Ermittler bringen ihn mit der „Nordkreuz“-Gruppe in Verbindung, gegen die die Bundesanwaltschaft wegen des Verdachts der Vorbereitung einer schweren staatsgefährdenden Gewalttat ermittelt. Im Zentrum der Ermittlungen stehen ein Rostocker Anwalt und ein suspendierter Polizist aus einem Dorf bei Schwerin.

Prepper sind Menschen, die für Krisenzeiten Vorräte anlegen. Extreme Vertreter sind bereit, im Fall der Fälle ihre Interessen mit Waffengewalt durchzusetzen. Die „Nordkreuz“-Gruppe soll Menschen aufgelistet haben, die sie bei einem Zusammenbruch der öffentlichen Ordnung internieren würde.

Schießtrainer hortet Munition

Bei einer neuerlichen Razzia am 12. Juni 2019 wurden bei Marko G. erneut zahlreiche Waffen sowie rund31 000 Schuss Munition unterschiedlichen Kalibers und zahlreiche Sprengkörper gefunden, wie die Ermittler mitteilten. Nach dem Fund war darüber spekuliert worden, dass Teile der Munition bei Schießübungen des SEK abgezweigt worden sein könnten. Marko G. wurde daraufhin in Untersuchungshaft genommen. Gegen drei weitere ehemalige oder damals noch aktive Polizisten, die auf freiem Fuß sind, laufen seit dieser Razzia Ermittlungen.

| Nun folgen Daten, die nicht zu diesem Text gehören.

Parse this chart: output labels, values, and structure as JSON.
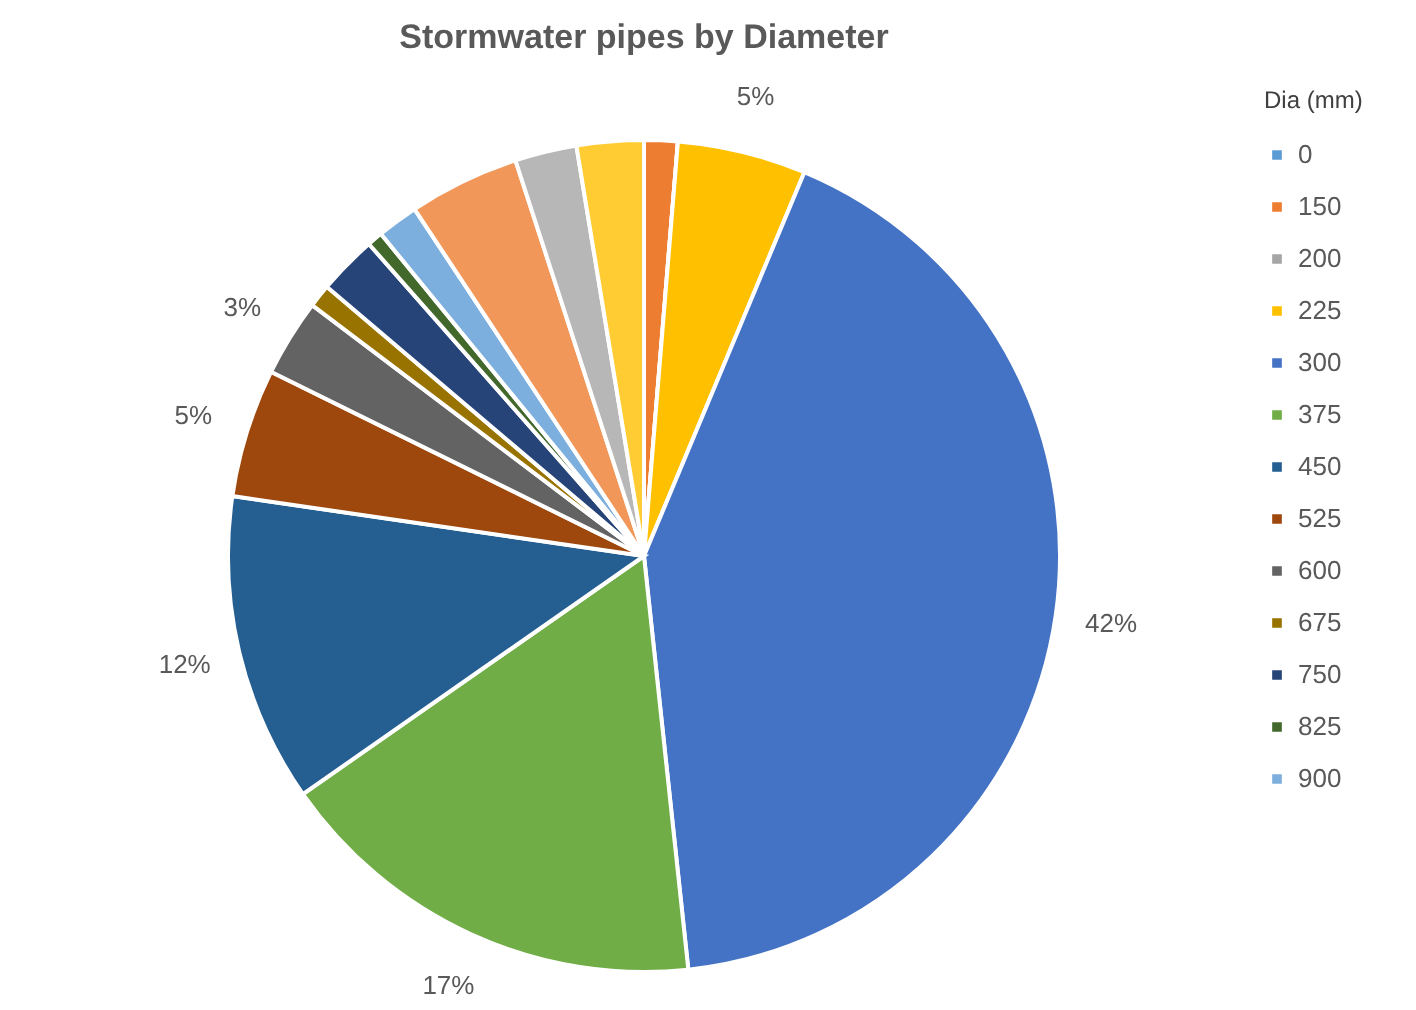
{
  "chart_data": {
    "type": "pie",
    "title": "Stormwater pipes by Diameter",
    "legend_title": "Dia (mm)",
    "legend": "right",
    "categories": [
      "0",
      "150",
      "200",
      "225",
      "300",
      "375",
      "450",
      "525",
      "600",
      "675",
      "750",
      "825",
      "900",
      null,
      null,
      null
    ],
    "values": [
      0,
      1.3,
      0,
      5,
      42,
      17,
      12,
      5,
      3,
      0.9,
      2.3,
      0.6,
      1.6,
      4.3,
      2.4,
      2.6
    ],
    "colors": [
      "#5b9bd5",
      "#ed7d31",
      "#a5a5a5",
      "#ffc000",
      "#4472c4",
      "#70ad47",
      "#255e91",
      "#9e480e",
      "#636363",
      "#997300",
      "#264478",
      "#43682b",
      "#7cafdd",
      "#f1975a",
      "#b7b7b7",
      "#ffcd33"
    ],
    "value_labels": [
      null,
      null,
      null,
      "5%",
      "42%",
      "17%",
      "12%",
      "5%",
      "3%",
      null,
      null,
      null,
      null,
      null,
      null,
      null
    ]
  }
}
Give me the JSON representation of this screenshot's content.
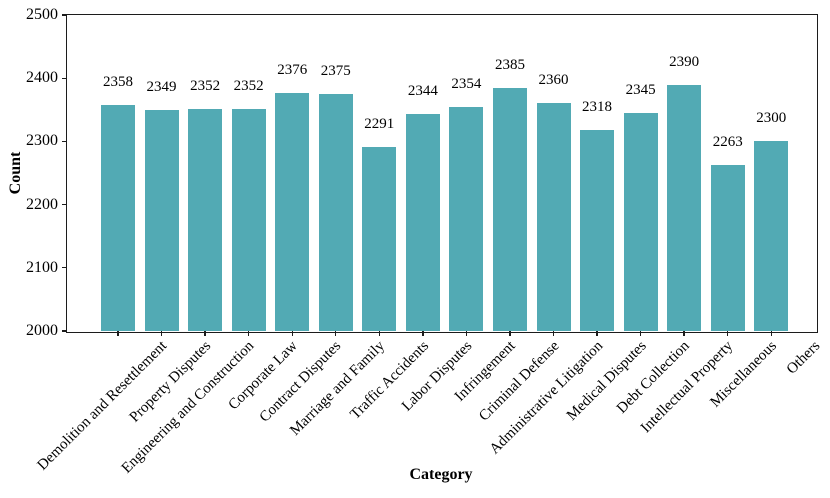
{
  "chart_data": {
    "type": "bar",
    "title": "",
    "xlabel": "Category",
    "ylabel": "Count",
    "categories": [
      "Demolition and Resettlement",
      "Property Disputes",
      "Engineering and Construction",
      "Corporate Law",
      "Contract Disputes",
      "Marriage and Family",
      "Traffic Accidents",
      "Labor Disputes",
      "Infringement",
      "Criminal Defense",
      "Administrative Litigation",
      "Medical Disputes",
      "Debt Collection",
      "Intellectual Property",
      "Miscellaneous",
      "Others"
    ],
    "values": [
      2358,
      2349,
      2352,
      2352,
      2376,
      2375,
      2291,
      2344,
      2354,
      2385,
      2360,
      2318,
      2345,
      2390,
      2263,
      2300
    ],
    "bar_value_labels": [
      "2358",
      "2349",
      "2352",
      "2352",
      "2376",
      "2375",
      "2291",
      "2344",
      "2354",
      "2385",
      "2360",
      "2318",
      "2345",
      "2390",
      "2263",
      "2300"
    ],
    "ylim": [
      2000,
      2500
    ],
    "y_ticks": [
      2000,
      2100,
      2200,
      2300,
      2400,
      2500
    ],
    "grid": false,
    "legend_position": "none",
    "bar_color": "#52aab4",
    "axis_color": "#1c1c1c",
    "text_color": "#000000",
    "background": "#ffffff"
  }
}
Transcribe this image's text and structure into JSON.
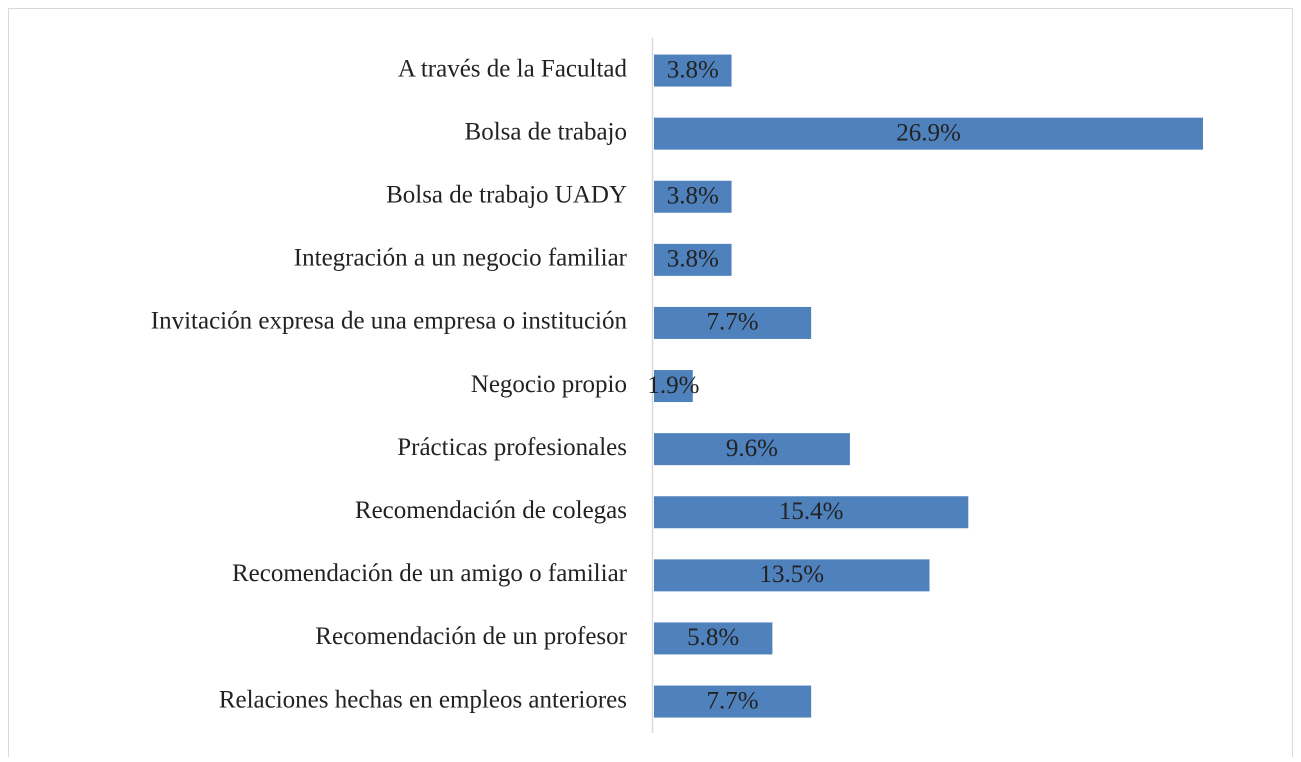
{
  "chart_data": {
    "type": "bar",
    "orientation": "horizontal",
    "categories": [
      "A través de la Facultad",
      "Bolsa de trabajo",
      "Bolsa de trabajo UADY",
      "Integración a un negocio familiar",
      "Invitación expresa de una empresa o institución",
      "Negocio propio",
      "Prácticas profesionales",
      "Recomendación de colegas",
      "Recomendación de un amigo o familiar",
      "Recomendación de un profesor",
      "Relaciones hechas en empleos anteriores"
    ],
    "values": [
      3.8,
      26.9,
      3.8,
      3.8,
      7.7,
      1.9,
      9.6,
      15.4,
      13.5,
      5.8,
      7.7
    ],
    "value_labels": [
      "3.8%",
      "26.9%",
      "3.8%",
      "3.8%",
      "7.7%",
      "1.9%",
      "9.6%",
      "15.4%",
      "13.5%",
      "5.8%",
      "7.7%"
    ],
    "color": "#4f81bd"
  }
}
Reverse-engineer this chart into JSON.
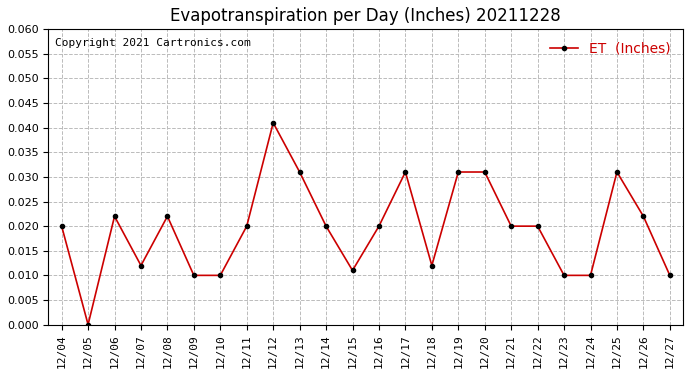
{
  "title": "Evapotranspiration per Day (Inches) 20211228",
  "copyright": "Copyright 2021 Cartronics.com",
  "legend_label": "ET  (Inches)",
  "dates": [
    "12/04",
    "12/05",
    "12/06",
    "12/07",
    "12/08",
    "12/09",
    "12/10",
    "12/11",
    "12/12",
    "12/13",
    "12/14",
    "12/15",
    "12/16",
    "12/17",
    "12/18",
    "12/19",
    "12/20",
    "12/21",
    "12/22",
    "12/23",
    "12/24",
    "12/25",
    "12/26",
    "12/27"
  ],
  "values": [
    0.02,
    0.0,
    0.022,
    0.012,
    0.022,
    0.01,
    0.01,
    0.02,
    0.041,
    0.031,
    0.02,
    0.011,
    0.02,
    0.031,
    0.012,
    0.031,
    0.031,
    0.02,
    0.02,
    0.01,
    0.01,
    0.031,
    0.022,
    0.01
  ],
  "line_color": "#cc0000",
  "marker_color": "#000000",
  "background_color": "#ffffff",
  "grid_color": "#bbbbbb",
  "ylim": [
    0.0,
    0.06
  ],
  "ytick_step": 0.005,
  "title_fontsize": 12,
  "copyright_fontsize": 8,
  "legend_fontsize": 10,
  "tick_fontsize": 8
}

Der Angeklagte ist laut Gericht seit 1999 im Landesdienst der Polizei, war seit 2004 im Spezialeinsatzkommando und unter anderem als Präzisionsschütze und Schießtrainer tätig. Er wurde inzwischen vom Dienst suspendiert.

„Kontrollen gibt es beim SEK nicht“

Das Ausmaß der offen gelegten Kontakte von aktiven und früheren Polizisten in die „Prepper“-Szene hatte Innenminister Lorenz Caffier (CDU) im Sommer politisch unter Druck gesetzt und auch in Erklärungsnot gebracht. Im Mittelpunkt stand die Frage: Warum hat kein Verantwortlicher in der MV-Polizei gemerkt, dass über Jahre große Mengen an Munition verschwunden sind? Nach Recherchen des Nordkurier muss jeder einfache Streifenpolizist jeden Übungsschuss „abrechnen“. Anders soll es bei der Eliteeinheit des SEK aussehen: „Kontrollen? Die gibt es in der Form nicht beim SEK. Dort wird das Rambo-Feeling ausgelebt“, sagt ein Kenner der Landespolizei. Die Masse an Munition, die beiseite geschafft worden sei, lasse darauf schließen, dass keiner so richtig hin geschaut habe, so der Insider. Das SEK soll laut langjährigen Beobachtern in der Führungsebene der Polizei einen Sonderstatus genießen. Motto: „Das sind ja unsere Jungs für die besonderen Fälle“.

Zur Aufklärung der Vorfälle hatte Caffier im Sommer eine unabhängige Kommission eingesetzt. Die Menschen, die auf der "Nordkreuz"-Liste stehen, wurden darüber informiert.